Где-то далеко впереди ехал на коне командир, остальные шагали рядами не в ногу. Серая пыль, поднятая множеством ботинок, оседала на одежде. Вот эти были неплохо обмундированы, вооружены и изредка в шеренгах мелькали и с медалями. При этом вид у бойцов был здоровый, угрюмости в лицах не заметно.
Они оглядывались на бричку и откровенно скалились, обмениваясь не слишком приличными замечаниями. Пальцами не показывали исключительно по отсутствию лиц женского пола в бричке. На офицеров без сомнения и раньше насмотрелись достаточно.
Мимо застывших на обочине проследовала санитарная повозка, потом две полевые пушки с зарядными ящиками и несколько повозок со снарядами. Две полевые кухни и взвод конных со знаменем. Потом опять потянулись шеренги пехоты.
– А что за странный флаг? – спросил Тругг в полголоса, рисуя в разложенном на коленях большом альбоме.

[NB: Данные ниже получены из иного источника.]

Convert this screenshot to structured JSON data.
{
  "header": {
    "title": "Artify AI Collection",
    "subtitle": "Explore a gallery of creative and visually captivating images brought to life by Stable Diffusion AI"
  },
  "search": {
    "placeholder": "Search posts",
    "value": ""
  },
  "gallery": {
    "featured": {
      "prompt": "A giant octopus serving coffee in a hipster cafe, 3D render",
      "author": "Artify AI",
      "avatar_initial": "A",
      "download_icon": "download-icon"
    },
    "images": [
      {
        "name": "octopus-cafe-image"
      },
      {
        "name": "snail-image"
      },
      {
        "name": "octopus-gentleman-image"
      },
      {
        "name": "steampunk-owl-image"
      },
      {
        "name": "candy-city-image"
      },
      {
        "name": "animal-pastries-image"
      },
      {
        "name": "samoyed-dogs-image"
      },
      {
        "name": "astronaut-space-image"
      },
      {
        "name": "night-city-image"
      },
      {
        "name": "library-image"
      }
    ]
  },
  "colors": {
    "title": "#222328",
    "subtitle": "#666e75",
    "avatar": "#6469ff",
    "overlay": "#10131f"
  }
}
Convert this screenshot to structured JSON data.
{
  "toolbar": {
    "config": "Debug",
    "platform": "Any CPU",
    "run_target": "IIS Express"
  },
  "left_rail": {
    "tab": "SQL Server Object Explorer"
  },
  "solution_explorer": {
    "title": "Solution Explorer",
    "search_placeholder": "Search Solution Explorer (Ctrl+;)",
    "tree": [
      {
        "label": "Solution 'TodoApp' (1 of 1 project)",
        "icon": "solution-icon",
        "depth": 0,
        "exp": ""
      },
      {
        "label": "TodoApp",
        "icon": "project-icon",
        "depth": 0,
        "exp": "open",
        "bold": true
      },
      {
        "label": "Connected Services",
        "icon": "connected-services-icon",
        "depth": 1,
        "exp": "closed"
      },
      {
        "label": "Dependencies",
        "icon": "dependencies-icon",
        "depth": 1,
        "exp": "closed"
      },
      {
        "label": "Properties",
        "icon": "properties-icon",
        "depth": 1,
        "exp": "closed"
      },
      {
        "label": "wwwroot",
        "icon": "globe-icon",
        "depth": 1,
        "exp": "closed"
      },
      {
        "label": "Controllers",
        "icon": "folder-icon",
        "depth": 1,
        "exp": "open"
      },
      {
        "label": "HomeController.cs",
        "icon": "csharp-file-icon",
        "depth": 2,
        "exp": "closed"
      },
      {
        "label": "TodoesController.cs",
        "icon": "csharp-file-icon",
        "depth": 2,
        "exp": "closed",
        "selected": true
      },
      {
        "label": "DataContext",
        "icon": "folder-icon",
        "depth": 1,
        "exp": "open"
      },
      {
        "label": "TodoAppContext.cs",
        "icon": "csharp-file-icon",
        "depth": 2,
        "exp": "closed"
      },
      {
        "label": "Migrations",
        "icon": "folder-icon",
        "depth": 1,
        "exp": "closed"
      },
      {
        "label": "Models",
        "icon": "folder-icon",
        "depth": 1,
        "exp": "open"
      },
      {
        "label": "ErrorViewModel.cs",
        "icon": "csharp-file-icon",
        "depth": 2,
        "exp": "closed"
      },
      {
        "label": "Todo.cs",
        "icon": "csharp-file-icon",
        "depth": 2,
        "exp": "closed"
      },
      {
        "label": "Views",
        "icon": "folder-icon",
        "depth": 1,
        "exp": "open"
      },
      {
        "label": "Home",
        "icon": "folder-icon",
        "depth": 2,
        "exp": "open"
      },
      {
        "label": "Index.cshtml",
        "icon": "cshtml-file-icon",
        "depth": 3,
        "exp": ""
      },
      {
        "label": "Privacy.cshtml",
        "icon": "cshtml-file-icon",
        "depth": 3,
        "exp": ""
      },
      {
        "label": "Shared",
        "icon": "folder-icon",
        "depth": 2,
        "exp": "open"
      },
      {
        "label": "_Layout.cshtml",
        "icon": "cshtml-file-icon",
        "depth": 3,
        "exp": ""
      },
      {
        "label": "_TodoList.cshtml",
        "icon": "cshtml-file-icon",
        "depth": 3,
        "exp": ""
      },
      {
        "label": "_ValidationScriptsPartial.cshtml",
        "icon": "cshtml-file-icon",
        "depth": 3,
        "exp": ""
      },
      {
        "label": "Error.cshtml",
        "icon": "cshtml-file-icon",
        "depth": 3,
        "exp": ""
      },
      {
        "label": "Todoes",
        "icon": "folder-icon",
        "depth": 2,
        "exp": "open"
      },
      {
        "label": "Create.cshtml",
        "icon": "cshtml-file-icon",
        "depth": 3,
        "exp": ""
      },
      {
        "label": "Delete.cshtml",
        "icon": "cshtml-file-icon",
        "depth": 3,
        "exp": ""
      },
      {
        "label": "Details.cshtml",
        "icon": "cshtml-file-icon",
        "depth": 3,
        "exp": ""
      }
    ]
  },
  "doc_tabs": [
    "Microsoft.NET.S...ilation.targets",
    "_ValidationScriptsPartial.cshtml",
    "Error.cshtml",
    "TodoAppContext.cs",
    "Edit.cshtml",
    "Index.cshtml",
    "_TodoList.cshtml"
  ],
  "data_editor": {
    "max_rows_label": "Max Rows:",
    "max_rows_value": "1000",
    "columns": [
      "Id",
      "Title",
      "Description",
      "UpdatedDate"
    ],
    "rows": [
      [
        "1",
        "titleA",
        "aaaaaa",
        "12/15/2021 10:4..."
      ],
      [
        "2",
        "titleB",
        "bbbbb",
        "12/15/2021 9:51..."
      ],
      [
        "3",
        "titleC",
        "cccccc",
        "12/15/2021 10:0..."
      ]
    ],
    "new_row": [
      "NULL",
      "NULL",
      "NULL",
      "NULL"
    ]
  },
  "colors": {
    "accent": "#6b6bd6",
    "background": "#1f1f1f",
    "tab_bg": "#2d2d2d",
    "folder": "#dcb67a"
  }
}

Это у него выходило чисто машинально и иногда он и сам не замечал.
– Это очень нехороший признак, – произнес майор так же тихо. – Цифра один на шахматном поле в языках пламени стяг 1-й Волонтерской бригады. Она должна быть на востоке. Ударные части прибыли.
– Ред јединица дошла на својим душама,[15]
– злорадно сообщил молодой, демонстрируя замечательный слух.– Закрой рот, – пробурчал старший. – С тобой и шпиёна не потребно, сам выложишь.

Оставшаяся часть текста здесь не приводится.